Aguardó a que el sirviente se hubiera marchado antes de mirar a Brighid. Cuando lo hizo, se quedó desconcertado, pues parecía como si acabara de ver un fantasma. Su cara estaba pálida, tenía las manos apretadas tan fuerte sobre su regazo que los nudillos habían perdido su color.

—¿Tienes miedo?

—No. No siento nada —respondió Brighid—. Toda mi vida he intentado huir de la mancha de los l’Estrange. No quería que me quemasen como a una bruja, o que los aldeanos me temieran; que la gente que buscara mis artes de curación me acusara. Sólo quería ser como los demás.

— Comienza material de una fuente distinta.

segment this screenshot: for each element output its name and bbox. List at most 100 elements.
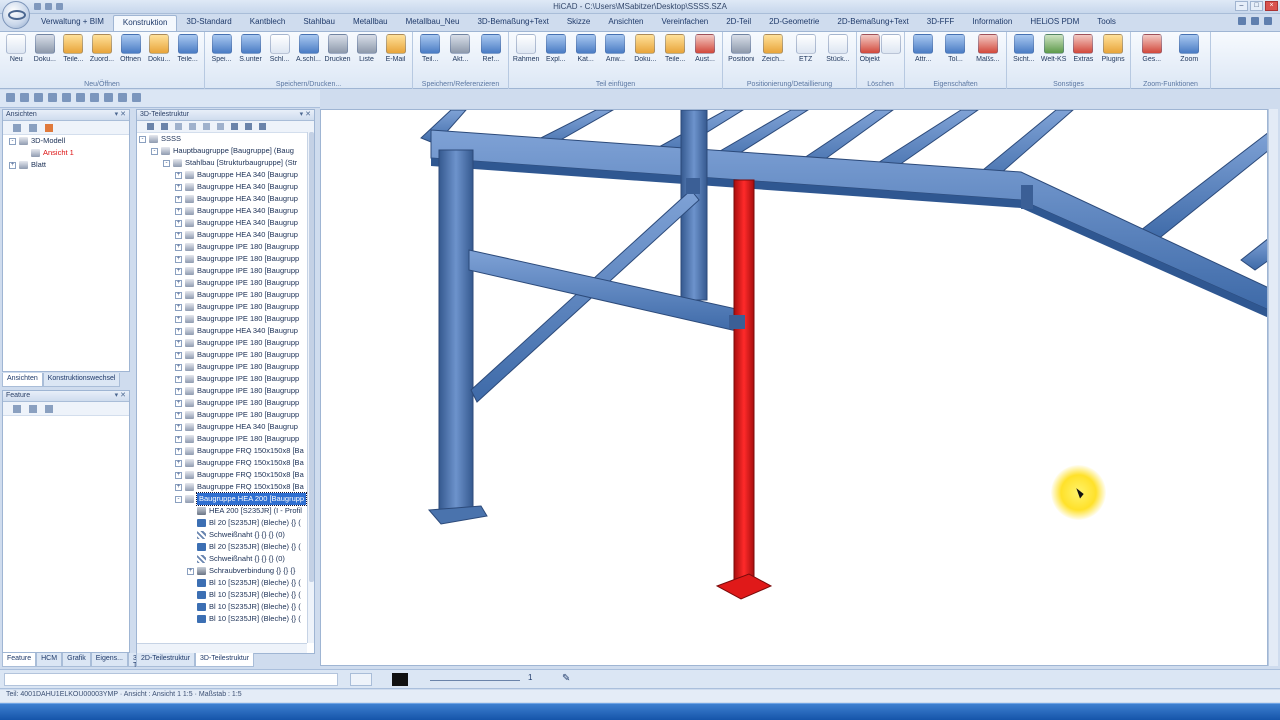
copy-icon[interactable] [48, 93, 57, 102]
expand-icon[interactable]: + [175, 292, 182, 299]
tab-stahlbau[interactable]: Stahlbau [294, 15, 344, 31]
expand-icon[interactable]: + [187, 568, 194, 575]
qat-redo-icon[interactable] [56, 3, 63, 10]
tree-item[interactable]: Bl 20 [S235JR] (Bleche) {} ( [137, 517, 314, 529]
tree-vertical-scrollbar[interactable] [307, 132, 314, 643]
tree-item[interactable]: + Baugruppe IPE 180 [Baugrupp [137, 301, 314, 313]
tab-kantblech[interactable]: Kantblech [241, 15, 295, 31]
expand-icon[interactable]: + [175, 316, 182, 323]
expand-icon[interactable]: + [175, 256, 182, 263]
expand-icon[interactable]: + [175, 472, 182, 479]
ribbon-button-list[interactable]: Liste [354, 34, 380, 63]
command-input[interactable] [4, 673, 338, 686]
tree-item[interactable]: + Baugruppe IPE 180 [Baugrupp [137, 397, 314, 409]
ribbon-button-positioning[interactable]: Positionieren [728, 34, 754, 63]
tree-tool-icon[interactable] [245, 123, 252, 130]
undo-icon[interactable] [76, 93, 85, 102]
tree-item[interactable]: Bl 20 [S235JR] (Bleche) {} ( [137, 541, 314, 553]
ribbon-button-update[interactable]: Akt... [447, 34, 473, 63]
collapse-icon[interactable]: - [175, 496, 182, 503]
expand-icon[interactable]: + [175, 280, 182, 287]
tree-item[interactable]: + Baugruppe IPE 180 [Baugrupp [137, 349, 314, 361]
tree-tool-icon[interactable] [175, 123, 182, 130]
expand-icon[interactable]: + [175, 232, 182, 239]
collapse-icon[interactable]: - [151, 148, 158, 155]
tree-item[interactable]: + Baugruppe HEA 340 [Baugrup [137, 229, 314, 241]
redo-icon[interactable] [90, 93, 99, 102]
ribbon-button-parts[interactable]: Teile... [60, 34, 86, 63]
tree-item[interactable]: Bl 10 [S235JR] (Bleche) {} ( [137, 601, 314, 613]
expand-icon[interactable]: + [175, 352, 182, 359]
ribbon-button-extras[interactable]: Extras [1070, 34, 1096, 63]
tab-2d-bema-ung-text[interactable]: 2D-Bemaßung+Text [828, 15, 917, 31]
ribbon-button-scale[interactable]: Maßs... [975, 34, 1001, 63]
ribbon-button-email[interactable]: E-Mail [383, 34, 409, 63]
print-small-icon[interactable] [62, 93, 71, 102]
ribbon-button-new-file[interactable]: Neu [3, 34, 29, 63]
expand-icon[interactable]: + [175, 460, 182, 467]
expand-icon[interactable]: + [175, 268, 182, 275]
ribbon-button-document[interactable]: Doku... [32, 34, 58, 63]
grid-icon[interactable] [20, 93, 29, 102]
tab-information[interactable]: Information [963, 15, 1021, 31]
expand-icon[interactable]: + [175, 340, 182, 347]
tree-item[interactable]: Bl 10 [S235JR] (Bleche) {} ( [137, 613, 314, 625]
ribbon-button-world-cs[interactable]: Welt-KS [1041, 34, 1067, 63]
ribbon-button-delete-object[interactable]: Objekt [859, 34, 881, 63]
measure-icon[interactable] [104, 93, 113, 102]
panel-tab[interactable]: 2D-Teilestruktur [136, 653, 196, 667]
ribbon-button-print[interactable]: Drucken [325, 34, 351, 63]
tab-tools[interactable]: Tools [1088, 15, 1125, 31]
tab-3d-bema-ung-text[interactable]: 3D-Bemaßung+Text [468, 15, 557, 31]
tree-item[interactable]: + Baugruppe FRQ 150x150x8 [Ba [137, 481, 314, 493]
tree-item[interactable]: + Baugruppe IPE 180 [Baugrupp [137, 385, 314, 397]
panel-pin-close-icon[interactable]: ▾ ✕ [300, 110, 311, 118]
ribbon-button-replace[interactable]: Aust... [692, 34, 718, 63]
views-tool-icon[interactable] [13, 124, 21, 132]
ribbon-button-open-folder[interactable]: Öffnen [118, 34, 144, 63]
tree-item[interactable]: + Baugruppe IPE 180 [Baugrupp [137, 373, 314, 385]
tree-item[interactable]: - Baugruppe HEA 200 [Baugrupp [137, 492, 314, 506]
views-delete-icon[interactable] [45, 124, 53, 132]
collapse-icon[interactable]: - [139, 136, 146, 143]
expand-icon[interactable]: + [175, 184, 182, 191]
tree-item[interactable]: + Baugruppe IPE 180 [Baugrupp [137, 265, 314, 277]
qat-save-icon[interactable] [34, 3, 41, 10]
layer-value[interactable]: 1 [528, 673, 532, 686]
ribbon-button-close-all[interactable]: A.schl... [296, 34, 322, 63]
minimize-ribbon-icon[interactable] [1251, 17, 1259, 25]
panel-pin-close-icon[interactable]: ▾ ✕ [115, 110, 126, 118]
expand-icon[interactable]: + [175, 436, 182, 443]
ribbon-button-etz[interactable]: ETZ [793, 34, 819, 63]
ribbon-button-document-open[interactable]: Doku... [146, 34, 172, 63]
panel-tab[interactable]: 3D-Teilestruktur [195, 653, 255, 667]
panel-tab[interactable]: Eigens... [90, 653, 128, 667]
tab-metallbau-neu[interactable]: Metallbau_Neu [397, 15, 469, 31]
ribbon-button-parts-open[interactable]: Teile... [175, 34, 201, 63]
tab-3d-fff[interactable]: 3D-FFF [918, 15, 964, 31]
ribbon-button-tolerance[interactable]: Tol... [942, 34, 968, 63]
tree-item[interactable]: + Baugruppe IPE 180 [Baugrupp [137, 433, 314, 445]
ribbon-button-explorer[interactable]: Expl... [543, 34, 569, 63]
expand-icon[interactable]: + [175, 328, 182, 335]
tree-item[interactable]: Schweißnaht {} {} {} (0) [137, 529, 314, 541]
steel-structure-model[interactable] [321, 110, 1268, 666]
tree-item[interactable]: Bl 10 [S235JR] (Bleche) {} ( [137, 577, 314, 589]
tree-item[interactable]: + Baugruppe FRQ 150x150x8 [Ba [137, 469, 314, 481]
tab-3d-standard[interactable]: 3D-Standard [177, 15, 240, 31]
linetype-selector[interactable] [430, 673, 520, 681]
minimize-icon[interactable]: – [1235, 1, 1248, 11]
tab-ansichten[interactable]: Ansichten [599, 15, 652, 31]
tree-item[interactable]: + Schraubverbindung {} {} {} [137, 565, 314, 577]
tree-item[interactable]: + Baugruppe HEA 340 [Baugrup [137, 181, 314, 193]
tree-item[interactable]: + Baugruppe IPE 180 [Baugrupp [137, 277, 314, 289]
tab-2d-teil[interactable]: 2D-Teil [717, 15, 760, 31]
expand-icon[interactable]: + [175, 484, 182, 491]
tree-item[interactable]: + Baugruppe HEA 340 [Baugrup [137, 421, 314, 433]
panel-tab[interactable]: Feature [2, 653, 37, 667]
tree-item[interactable]: Ansicht 1 [3, 147, 129, 159]
expand-icon[interactable]: + [175, 172, 182, 179]
tree-item[interactable]: + Baugruppe HEA 340 [Baugrup [137, 205, 314, 217]
tree-settings-icon[interactable] [132, 93, 141, 102]
3d-viewport[interactable] [320, 109, 1268, 666]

—Bueno, nadie te va a quemar mientras yo esté vivo —contestó él—. Y nadie se volverá contra ti. Si es eso lo que te preocupa, entonces haces bien en guardarte tus habilidades —no quería obligarla a hacer algo que no deseara hacer.

—¿No te repulsa todo eso? ¿La rareza de los l’Estrange? —preguntó ella, mirándolo directamente.

—Realmente estoy más impresionado que otra cosa —«y excitado», pensó. Pero no lo dijo. Estaba intentando olvidar esa parte.

Brighid permaneció escéptica.

—¿No tienes miedo de que te eche una maldición o te lance un hechizo?

Stephen se rió y se pasó una mano por el pelo. De pronto se sentía extraño, pero le mantuvo la mirada lo mejor que pudo.

—Creo que ya estaba maldito, y tú has levantado esa maldición —Brighid se quedó con la boca abierta por su admisión, y Stephen quiso aclararlo mientras caminaba hacia la ventana—. Si fueras a hacer algo, lo habrías hecho hace tiempo, como evitar que te escoltara en un primer momento. Y, por mucho que me odiabas, nunca levantaste un solo dedo para hacerme daño. No creo que seas capaz de hacerle daño a nadie.

—Yo nunca te he odiado —dijo Brighid.

—Creo que me desharé de esto —añadió él mientras alcanzaba el cuenco con agua.

—No —Brighid estiró el brazo para impedírselo y Stephen se estremeció bajo la presión de sus dedos. Durante mucho tiempo había deseado sentir su tacto, pero ahora era algo que no deseaba, una tentación que amenazaba todas sus buenas intenciones. Se apartó de ella y depositó el cuenco de nuevo en el suelo.

Brighid se arrodilló a su lado, aunque con expresión escéptica.

—Lo intentaré, pero dudo que vea algo salvo agua —dijo.

Se inclinó hacia delante, fijó la mirada en el agua y Stephen se sorprendió haciendo lo mismo. Al principio lo único que podía ver era la superficie del agua, pero entonces pareció cambiar, agitada por alguna brisa procedente de la ventana, sin duda. Se quedó mirando durante tanto tiempo que incluso imaginó que las sombras tomaban forma. Sacudió la cabeza para despejarse y, cuando volvió a mirar, no vio nada salvo la superficie del agua.

—Veo una capilla —susurró Brighid de pronto—. Me resulta familiar, pero es difícil ubicarla en mi memoria. ¡Lo tengo! Es una capilla vieja, no lejos de aquí —cuando levantó la cara, Stephen vio su expresión de fascinación y también él sintió asombro. Así como otras emociones embriagadoras que no podía nombrar, y mucho menos expresar.

—¿Ves? —dijo cuando logró encontrar la voz—. Eres una mujer asombrosa, Brighid.